With all this in mind, what types of outcome could you possibly see? Well, unfortunately, there is no straight answer to that. The results can run the gambit. It can be very good for you, meaning you still are able to practice medicine, or it can be very bad, which likely means a criminal conviction to include large fines and a prison sentence. But these outcomes are solely based on the many underlying factors described above. The speed with which you react is key. Your ability to be open and honest and to let your healthcare fraud defense attorney speak on your behalf is also key. But again, the outcome will be based on these many factors. These outcomes could include:

  • Dismissal. The best result, finding no civil or criminal liability.
  • You could be charged with a civil liability but no criminal charge. This means you would be paying a civil settlement which could include monetary penalties as well as recoupment by the offended party.
  • You could receive administrative penalties. This could include revocation of your billing privileges, suspended licenses, and Medicare exclusions.
  • You could have criminal charges set against you. In this case, you would see anywhere from 0 to 10 years in federal prison for EVERY count of health care fraud you are found guilty of. Along with this, there is also a strong chance of a monetary penalty. The number on this varies significantly.
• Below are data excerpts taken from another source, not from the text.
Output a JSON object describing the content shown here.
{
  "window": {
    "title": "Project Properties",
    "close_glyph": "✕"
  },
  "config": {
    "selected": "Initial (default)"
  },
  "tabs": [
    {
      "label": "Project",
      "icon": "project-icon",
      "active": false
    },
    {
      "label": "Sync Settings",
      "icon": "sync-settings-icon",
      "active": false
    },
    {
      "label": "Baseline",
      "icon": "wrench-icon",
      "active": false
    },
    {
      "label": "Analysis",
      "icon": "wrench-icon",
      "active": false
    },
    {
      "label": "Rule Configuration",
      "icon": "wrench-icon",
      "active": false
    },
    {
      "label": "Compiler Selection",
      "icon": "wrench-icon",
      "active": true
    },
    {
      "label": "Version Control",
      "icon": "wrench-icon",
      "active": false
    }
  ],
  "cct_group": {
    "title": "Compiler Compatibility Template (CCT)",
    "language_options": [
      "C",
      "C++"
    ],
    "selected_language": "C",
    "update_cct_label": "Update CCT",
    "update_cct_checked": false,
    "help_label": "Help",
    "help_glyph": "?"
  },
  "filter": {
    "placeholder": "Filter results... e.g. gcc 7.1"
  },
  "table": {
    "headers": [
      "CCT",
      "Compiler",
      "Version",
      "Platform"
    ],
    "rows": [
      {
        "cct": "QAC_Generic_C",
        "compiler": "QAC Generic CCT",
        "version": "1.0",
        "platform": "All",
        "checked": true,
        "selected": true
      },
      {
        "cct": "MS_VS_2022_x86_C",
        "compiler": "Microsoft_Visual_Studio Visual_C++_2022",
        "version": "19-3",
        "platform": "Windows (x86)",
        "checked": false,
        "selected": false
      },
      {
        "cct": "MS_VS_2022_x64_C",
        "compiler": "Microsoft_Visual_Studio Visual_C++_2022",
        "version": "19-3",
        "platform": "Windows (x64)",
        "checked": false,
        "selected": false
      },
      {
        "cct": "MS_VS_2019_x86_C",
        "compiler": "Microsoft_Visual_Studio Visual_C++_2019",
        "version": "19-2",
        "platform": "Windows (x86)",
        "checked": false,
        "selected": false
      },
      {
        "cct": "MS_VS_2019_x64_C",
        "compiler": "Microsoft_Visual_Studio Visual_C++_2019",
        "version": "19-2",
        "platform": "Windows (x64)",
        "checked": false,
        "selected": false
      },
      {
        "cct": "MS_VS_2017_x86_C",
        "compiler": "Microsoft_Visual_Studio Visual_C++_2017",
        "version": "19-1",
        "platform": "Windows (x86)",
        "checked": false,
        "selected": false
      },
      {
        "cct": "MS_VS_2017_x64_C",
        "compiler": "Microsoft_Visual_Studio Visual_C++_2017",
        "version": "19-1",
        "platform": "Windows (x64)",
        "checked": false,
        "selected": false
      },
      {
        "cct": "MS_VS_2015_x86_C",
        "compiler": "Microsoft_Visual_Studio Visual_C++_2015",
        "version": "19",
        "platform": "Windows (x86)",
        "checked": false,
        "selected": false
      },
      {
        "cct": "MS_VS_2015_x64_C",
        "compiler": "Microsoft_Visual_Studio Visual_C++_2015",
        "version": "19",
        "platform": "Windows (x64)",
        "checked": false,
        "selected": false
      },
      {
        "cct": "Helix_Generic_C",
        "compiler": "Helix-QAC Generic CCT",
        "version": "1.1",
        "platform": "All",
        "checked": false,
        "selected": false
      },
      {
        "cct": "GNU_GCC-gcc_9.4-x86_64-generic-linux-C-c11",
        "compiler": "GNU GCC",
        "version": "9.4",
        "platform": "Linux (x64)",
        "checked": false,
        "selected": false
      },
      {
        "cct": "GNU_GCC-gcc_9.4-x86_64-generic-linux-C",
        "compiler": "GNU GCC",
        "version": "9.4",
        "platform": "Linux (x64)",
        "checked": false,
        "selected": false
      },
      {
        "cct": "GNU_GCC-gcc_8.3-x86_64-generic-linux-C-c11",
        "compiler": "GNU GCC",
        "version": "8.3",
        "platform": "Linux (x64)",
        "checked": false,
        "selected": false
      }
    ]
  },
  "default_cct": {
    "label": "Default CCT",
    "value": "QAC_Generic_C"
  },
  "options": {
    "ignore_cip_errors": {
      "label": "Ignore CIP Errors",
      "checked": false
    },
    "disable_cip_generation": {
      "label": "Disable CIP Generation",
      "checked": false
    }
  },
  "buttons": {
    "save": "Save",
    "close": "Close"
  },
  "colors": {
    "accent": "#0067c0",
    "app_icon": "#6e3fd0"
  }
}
Healthcare fraud is a serious crime

As the premier law enforcement agency in regards to investigating healthcare fraud, the Department of Health and Human Services’ Office of Inspector General has a wide range of power and skills at its disposal. The billions of dollars recovered by this group show just how serious they are in combating this nationwide dilemma. The OIG has partnered with many federal and state law enforcement agencies to slow down healthcare fraud. Not only is this war on healthcare fraud a nationwide issue, but it has also touched organized crime in a huge way as organized crime has seen a shift from how it conducts its business as the money-making aspect is too large to ignore. But if you ever find yourself where federal investigators have made their presence known, be smart. Get yourself an experienced healthcare fraud defense attorney and carefully follow their lead. Their experience in these matters will help you navigate the dark waters and hopefully bring you out a wiser person on the other side.